Other examples are found on the album The Nubians of Plutonia, that has tracks entitled “Nubia”, “Africa”, and “Aiethiopia”. These titles establish a framework for imagining the sounds of “Ancient Africa” as a sonic time travel. While it is difficult to claim that it is an exact replica of sounds from the past, the compositions attempt to build a bridge between the ancient and the future by highlighting musical features known from African musical traditions within an African-American jazz tradition. In another vein the album’s title too establishes a connection between the ancient and the future, and thus a reference to a continuous existence of black civilization.
Nnedi Okorafor has been critical of the term “Afrofuturism”, and describes her work as “Africanfuturism”. This criticism implies a question about whether the term Afrofuturism leads to a too monolithic understanding of the futures imagined by black and people of color authors, a question of importance in continuing the conversation about other stories about the future. While there can be little doubt that an African-American perspective has dominated the discourse on Afrofuturism so far, ideas of “Africa” have always been present. In a number of recent musical acts, the musicians expand upon Sun Ra’s (and other’s) perspectives and show how understandings of African musical traditions are becoming increasingly central.
One musical example could be CopperWire’s album Earthbound (2012), a concept album that is a collaboration between Gabriel Teodros, Meklit Hadero and Burntface, where Okorafor has written the story printed with the album and thus contributed to the world-building. It is a story about a hijacked spaceship on its way to Addis Ababa. On this album, we are in the future, in a time unknown, and there is spaceship and a sankofa bird, the latter a symbol pointing to the past and the future simultaneously. The story’s combination of the futuristic spaceship and an African and Afrodiasporic symbol is given sonic form in how different modalities of time are heard simultaneously, using music to indicate the co-presence of the past and the future. Another example is the video of “Supernova” from Meklit’s album When the People Move the Music Moves Too (2017). Meklit is an Ethio-American vocalist and composer, and the album contains a number of African musical dimensions, in a music that is hyphenated in comparable ways to how she describes herself. Here are, then, relations to Ethio-jazz as well as Afrodiasporic music, and the video has obvious speculative dimensions. “Everything we are was made in a supernova”, she sings, her answer, it would seem, to Sun Ra’s age-old inquiry into the question about the black man in the cosmos.
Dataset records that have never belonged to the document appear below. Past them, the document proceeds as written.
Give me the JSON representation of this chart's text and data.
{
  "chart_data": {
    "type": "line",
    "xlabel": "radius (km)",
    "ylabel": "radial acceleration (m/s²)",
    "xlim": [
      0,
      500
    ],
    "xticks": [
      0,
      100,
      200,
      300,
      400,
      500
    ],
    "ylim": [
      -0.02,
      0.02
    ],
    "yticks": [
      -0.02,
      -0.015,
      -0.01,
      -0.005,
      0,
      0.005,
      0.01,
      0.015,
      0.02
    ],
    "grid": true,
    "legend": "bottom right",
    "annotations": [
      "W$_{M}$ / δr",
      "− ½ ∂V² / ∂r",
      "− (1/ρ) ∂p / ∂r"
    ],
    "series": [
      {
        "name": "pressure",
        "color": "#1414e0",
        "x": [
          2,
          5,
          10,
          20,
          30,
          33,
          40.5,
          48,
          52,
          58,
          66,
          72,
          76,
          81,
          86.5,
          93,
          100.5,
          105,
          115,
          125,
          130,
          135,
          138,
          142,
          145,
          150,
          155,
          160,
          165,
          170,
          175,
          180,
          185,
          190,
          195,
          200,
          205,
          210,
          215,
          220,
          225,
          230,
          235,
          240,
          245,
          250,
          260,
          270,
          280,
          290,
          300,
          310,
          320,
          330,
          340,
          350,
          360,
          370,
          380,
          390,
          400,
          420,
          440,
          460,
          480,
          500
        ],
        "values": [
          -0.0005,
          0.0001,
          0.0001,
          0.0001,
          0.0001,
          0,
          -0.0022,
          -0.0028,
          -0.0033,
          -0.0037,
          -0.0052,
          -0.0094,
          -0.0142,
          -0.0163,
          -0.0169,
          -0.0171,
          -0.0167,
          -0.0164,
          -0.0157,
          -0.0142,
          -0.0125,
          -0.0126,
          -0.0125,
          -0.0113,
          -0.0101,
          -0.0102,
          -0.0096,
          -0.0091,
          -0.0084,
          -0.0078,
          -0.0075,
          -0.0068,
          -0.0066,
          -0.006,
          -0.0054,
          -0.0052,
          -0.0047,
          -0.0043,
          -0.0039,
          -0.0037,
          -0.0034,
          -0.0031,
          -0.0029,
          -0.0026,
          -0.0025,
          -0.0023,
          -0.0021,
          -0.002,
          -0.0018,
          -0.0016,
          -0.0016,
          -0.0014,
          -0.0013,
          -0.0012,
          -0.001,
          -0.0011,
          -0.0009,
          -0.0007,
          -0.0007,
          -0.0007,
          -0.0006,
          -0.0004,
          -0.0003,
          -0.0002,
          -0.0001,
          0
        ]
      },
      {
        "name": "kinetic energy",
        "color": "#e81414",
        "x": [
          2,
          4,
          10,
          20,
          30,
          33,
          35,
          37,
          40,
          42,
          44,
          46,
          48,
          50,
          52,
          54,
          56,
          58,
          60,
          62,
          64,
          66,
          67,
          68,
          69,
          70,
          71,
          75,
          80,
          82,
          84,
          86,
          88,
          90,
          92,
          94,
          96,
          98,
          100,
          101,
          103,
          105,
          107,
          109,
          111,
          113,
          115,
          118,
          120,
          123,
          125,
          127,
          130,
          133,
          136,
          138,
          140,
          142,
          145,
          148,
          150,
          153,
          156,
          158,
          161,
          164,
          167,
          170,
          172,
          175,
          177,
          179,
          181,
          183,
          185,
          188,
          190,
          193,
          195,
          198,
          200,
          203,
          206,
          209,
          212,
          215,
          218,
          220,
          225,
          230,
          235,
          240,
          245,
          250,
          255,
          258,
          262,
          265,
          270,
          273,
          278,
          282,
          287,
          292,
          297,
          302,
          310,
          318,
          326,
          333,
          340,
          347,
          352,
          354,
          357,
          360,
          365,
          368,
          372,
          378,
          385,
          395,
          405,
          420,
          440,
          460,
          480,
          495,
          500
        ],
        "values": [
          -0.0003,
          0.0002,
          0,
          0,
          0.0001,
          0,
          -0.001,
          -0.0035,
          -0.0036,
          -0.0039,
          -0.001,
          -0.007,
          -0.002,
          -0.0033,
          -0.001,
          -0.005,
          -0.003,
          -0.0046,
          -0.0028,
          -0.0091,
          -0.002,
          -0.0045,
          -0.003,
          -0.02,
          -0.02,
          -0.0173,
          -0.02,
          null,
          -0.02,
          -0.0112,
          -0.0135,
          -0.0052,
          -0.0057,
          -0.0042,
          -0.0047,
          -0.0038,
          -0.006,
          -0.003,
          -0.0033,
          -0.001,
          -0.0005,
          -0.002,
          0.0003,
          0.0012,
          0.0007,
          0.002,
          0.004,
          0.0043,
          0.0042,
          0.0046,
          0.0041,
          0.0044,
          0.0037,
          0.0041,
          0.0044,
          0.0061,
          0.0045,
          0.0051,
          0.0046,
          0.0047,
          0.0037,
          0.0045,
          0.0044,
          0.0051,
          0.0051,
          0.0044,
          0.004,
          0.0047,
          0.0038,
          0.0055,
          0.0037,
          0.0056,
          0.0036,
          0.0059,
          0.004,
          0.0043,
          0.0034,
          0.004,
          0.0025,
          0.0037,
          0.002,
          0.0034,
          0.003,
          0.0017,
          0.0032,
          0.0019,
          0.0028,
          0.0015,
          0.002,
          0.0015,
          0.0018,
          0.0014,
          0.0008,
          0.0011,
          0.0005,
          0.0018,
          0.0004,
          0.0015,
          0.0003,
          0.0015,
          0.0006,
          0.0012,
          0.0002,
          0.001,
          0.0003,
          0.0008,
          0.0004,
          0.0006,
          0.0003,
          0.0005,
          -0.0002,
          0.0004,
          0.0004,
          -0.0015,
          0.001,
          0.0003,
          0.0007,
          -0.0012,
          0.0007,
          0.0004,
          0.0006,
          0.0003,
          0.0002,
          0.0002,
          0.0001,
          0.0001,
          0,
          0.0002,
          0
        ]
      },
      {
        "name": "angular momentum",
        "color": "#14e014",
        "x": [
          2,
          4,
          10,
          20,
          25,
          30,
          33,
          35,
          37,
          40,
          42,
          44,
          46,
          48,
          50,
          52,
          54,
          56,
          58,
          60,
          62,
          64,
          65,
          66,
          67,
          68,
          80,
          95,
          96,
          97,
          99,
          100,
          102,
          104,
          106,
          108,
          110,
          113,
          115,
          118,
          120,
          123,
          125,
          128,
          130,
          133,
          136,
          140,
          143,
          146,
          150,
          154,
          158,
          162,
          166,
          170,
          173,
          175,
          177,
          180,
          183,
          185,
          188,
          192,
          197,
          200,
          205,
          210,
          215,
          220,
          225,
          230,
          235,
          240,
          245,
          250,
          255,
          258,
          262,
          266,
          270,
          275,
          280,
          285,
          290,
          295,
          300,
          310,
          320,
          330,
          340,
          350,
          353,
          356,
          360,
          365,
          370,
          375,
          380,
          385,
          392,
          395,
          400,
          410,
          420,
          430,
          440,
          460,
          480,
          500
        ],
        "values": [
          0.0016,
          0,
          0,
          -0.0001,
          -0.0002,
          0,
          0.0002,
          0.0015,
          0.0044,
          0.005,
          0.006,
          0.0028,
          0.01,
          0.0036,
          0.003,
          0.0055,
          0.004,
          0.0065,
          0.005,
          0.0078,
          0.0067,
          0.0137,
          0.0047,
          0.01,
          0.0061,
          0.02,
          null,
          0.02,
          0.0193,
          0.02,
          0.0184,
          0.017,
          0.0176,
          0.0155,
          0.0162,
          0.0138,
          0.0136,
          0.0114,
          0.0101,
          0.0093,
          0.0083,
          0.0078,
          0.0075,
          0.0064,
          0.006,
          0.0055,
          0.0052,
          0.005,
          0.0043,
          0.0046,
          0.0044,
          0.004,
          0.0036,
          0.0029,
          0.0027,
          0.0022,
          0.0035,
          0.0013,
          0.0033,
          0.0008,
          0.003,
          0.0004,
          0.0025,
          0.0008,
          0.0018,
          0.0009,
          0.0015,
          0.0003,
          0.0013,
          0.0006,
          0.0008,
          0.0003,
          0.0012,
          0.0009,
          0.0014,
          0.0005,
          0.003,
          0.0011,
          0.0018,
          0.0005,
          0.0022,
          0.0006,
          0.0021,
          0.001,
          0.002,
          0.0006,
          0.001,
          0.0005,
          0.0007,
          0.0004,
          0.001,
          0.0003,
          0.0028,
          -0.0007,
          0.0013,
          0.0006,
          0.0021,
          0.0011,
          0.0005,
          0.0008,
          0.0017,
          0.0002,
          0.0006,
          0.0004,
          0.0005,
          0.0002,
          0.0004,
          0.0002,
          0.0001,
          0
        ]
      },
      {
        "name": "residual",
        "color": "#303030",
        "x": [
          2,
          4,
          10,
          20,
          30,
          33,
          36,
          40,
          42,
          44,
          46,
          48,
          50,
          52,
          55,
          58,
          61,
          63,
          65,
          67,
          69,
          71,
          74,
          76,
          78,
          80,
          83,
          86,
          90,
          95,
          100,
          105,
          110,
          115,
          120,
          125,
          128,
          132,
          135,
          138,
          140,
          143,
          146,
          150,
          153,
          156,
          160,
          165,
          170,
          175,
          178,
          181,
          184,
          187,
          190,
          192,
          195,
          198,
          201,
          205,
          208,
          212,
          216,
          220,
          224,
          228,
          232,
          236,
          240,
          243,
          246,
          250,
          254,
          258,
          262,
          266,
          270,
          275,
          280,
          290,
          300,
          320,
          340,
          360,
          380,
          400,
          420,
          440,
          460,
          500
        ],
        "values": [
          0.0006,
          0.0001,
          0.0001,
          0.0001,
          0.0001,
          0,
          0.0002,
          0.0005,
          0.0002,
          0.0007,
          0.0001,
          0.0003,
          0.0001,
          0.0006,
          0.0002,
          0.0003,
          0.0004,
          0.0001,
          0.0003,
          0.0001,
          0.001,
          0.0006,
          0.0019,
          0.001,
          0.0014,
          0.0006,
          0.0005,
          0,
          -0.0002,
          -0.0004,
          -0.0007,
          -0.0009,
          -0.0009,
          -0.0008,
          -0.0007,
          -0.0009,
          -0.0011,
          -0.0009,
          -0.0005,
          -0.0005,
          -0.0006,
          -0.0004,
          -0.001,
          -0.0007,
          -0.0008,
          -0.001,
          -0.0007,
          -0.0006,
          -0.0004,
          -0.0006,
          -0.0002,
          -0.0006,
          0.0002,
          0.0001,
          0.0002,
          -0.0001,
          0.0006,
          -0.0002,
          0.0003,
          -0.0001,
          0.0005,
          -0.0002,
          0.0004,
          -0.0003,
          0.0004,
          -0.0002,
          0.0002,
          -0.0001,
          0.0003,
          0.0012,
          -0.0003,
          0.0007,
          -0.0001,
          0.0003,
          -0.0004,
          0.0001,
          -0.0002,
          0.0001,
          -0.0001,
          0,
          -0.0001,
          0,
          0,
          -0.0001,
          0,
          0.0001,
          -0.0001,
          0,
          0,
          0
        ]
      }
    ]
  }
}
Erik Steinskog is Associate Professor of Musicology at the Department of Arts and Cultural Studies, University of Copenhagen, Denmark. Erik's work primarily deals with twentieth and twenty-first century music, with an approach inspired by interdisciplinary cultural studies. He also works with parallels between music and other means of expression, as well as how an understanding based in afrofuturism can go into dialogue with other perspectives and other musical expressions, so far less understood in relation to afrofuturism. His book, Afrofuturism and Black Sound Studies, is available now.